In August 2013, several EWRI friends visited London civil engineering projects: Tower Bridge, Brunel Museum and international landmark Thames Tunnel, and the Institution of Civil Engineers (ICE). After a tour of Leeds Castle, Dover, Canterbury Cathedral, and Greenwich, the group took a Thames River cruise under many London bridges. From the renovated London Kings Cross Rail Station, the group visited the National Railway Museum in York or the York Minster. In Edinburgh, we saw the ICE Scotland Museum (Heriot - Watt University), went to an Edinburgh International Festival Concert, and attended the Military Tattoo (Edinburgh Castle). Via the international landmark Forth Rail Bridge to Arbroath, we saw the Bell Rock Lighthouse Signal Tower Museum (David Taylor) and Arbroath Abbey. With other ICE attendees, we stayed at a Glasgow hotel and toured the Auchentoshan Distillery. We had a West Clydebank (Dunbartonshire Council) town hall lecture (by Roland Paxton) about the Titan Crane’s designer. At the Titan Crane Landmark plaque ceremonies, with ICE, IMechE, ASCE, and ASME, all went through the Titan Crane Museum, before a Clydebank (West Dunbartonshire Council) town hall civic dinner. We visited the Forth & Clyde Canal 2000 international landmark at Bowling.
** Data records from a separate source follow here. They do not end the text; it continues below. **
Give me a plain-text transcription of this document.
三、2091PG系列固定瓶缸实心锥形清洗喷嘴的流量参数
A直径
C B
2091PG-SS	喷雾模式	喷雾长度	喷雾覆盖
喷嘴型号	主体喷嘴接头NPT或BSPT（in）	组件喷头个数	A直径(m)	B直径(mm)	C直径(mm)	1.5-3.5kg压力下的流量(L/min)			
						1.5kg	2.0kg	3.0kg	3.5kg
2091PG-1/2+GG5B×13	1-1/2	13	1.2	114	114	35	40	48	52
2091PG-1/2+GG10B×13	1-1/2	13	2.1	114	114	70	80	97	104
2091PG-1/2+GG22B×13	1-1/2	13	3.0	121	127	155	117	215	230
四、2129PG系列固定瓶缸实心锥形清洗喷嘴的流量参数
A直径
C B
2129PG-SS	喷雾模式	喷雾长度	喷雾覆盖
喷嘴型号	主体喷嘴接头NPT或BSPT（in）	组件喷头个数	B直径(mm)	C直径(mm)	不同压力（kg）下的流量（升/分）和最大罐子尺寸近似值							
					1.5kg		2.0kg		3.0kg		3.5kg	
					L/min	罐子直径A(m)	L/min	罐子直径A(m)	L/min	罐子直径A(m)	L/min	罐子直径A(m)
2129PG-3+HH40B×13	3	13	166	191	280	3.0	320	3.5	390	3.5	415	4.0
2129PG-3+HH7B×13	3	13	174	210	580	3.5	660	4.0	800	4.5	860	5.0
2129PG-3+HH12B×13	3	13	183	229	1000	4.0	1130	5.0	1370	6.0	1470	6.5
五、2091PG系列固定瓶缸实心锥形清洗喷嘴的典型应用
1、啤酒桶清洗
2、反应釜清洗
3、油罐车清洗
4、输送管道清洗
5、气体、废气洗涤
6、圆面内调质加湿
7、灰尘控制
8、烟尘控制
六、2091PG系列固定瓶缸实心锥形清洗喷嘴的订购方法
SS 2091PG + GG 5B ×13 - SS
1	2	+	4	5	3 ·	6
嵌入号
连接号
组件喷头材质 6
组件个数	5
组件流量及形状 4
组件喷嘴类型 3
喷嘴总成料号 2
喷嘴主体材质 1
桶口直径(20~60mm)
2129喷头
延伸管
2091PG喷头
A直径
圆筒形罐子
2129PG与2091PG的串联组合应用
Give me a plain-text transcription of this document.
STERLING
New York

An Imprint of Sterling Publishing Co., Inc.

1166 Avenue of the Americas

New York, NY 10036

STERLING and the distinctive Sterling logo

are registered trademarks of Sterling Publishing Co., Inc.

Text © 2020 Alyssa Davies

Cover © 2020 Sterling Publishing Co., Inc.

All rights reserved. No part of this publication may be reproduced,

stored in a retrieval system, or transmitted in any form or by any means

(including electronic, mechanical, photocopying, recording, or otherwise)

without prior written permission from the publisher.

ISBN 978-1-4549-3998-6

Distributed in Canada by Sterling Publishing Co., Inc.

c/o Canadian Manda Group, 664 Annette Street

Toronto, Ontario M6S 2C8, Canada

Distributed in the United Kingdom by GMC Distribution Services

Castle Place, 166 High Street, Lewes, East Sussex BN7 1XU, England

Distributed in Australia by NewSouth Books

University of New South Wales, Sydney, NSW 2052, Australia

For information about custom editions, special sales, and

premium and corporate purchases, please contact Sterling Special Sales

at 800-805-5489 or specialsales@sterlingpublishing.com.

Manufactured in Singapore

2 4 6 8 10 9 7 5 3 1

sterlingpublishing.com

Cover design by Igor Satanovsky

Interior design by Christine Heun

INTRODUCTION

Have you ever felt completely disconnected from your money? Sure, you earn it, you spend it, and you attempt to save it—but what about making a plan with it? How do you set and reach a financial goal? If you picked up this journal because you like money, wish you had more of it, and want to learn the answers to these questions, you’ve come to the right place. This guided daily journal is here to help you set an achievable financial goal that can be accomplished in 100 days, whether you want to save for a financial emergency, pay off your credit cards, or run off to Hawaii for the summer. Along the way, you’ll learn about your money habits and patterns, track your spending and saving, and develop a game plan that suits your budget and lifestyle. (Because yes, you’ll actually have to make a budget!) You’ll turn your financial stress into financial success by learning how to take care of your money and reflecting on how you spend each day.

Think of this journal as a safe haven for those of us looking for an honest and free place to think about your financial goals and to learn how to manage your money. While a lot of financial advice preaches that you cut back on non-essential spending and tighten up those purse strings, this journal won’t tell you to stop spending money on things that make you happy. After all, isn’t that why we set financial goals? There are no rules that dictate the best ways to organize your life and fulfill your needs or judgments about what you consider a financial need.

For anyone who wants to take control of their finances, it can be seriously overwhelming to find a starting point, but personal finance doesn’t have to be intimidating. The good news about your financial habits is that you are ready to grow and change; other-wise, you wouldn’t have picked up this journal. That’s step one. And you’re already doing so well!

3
On an ICE history tour, all visited the largest UK masonry railway arch, Ballochmyle Viaduct (1846-48), a seven arch engineering masterpiece. (The Glasgow & South Western Railway (1850) had a landmark plaque unveiled on 25 April 2014.) Next, the tour stopped at the Dick Institute, Kilmarnock, where an ICE plaque (Kilmarnock & Troon Railway (1812), Scotland’s first public railway) was presented to Provost Jim Todd, East Ayrshire Council.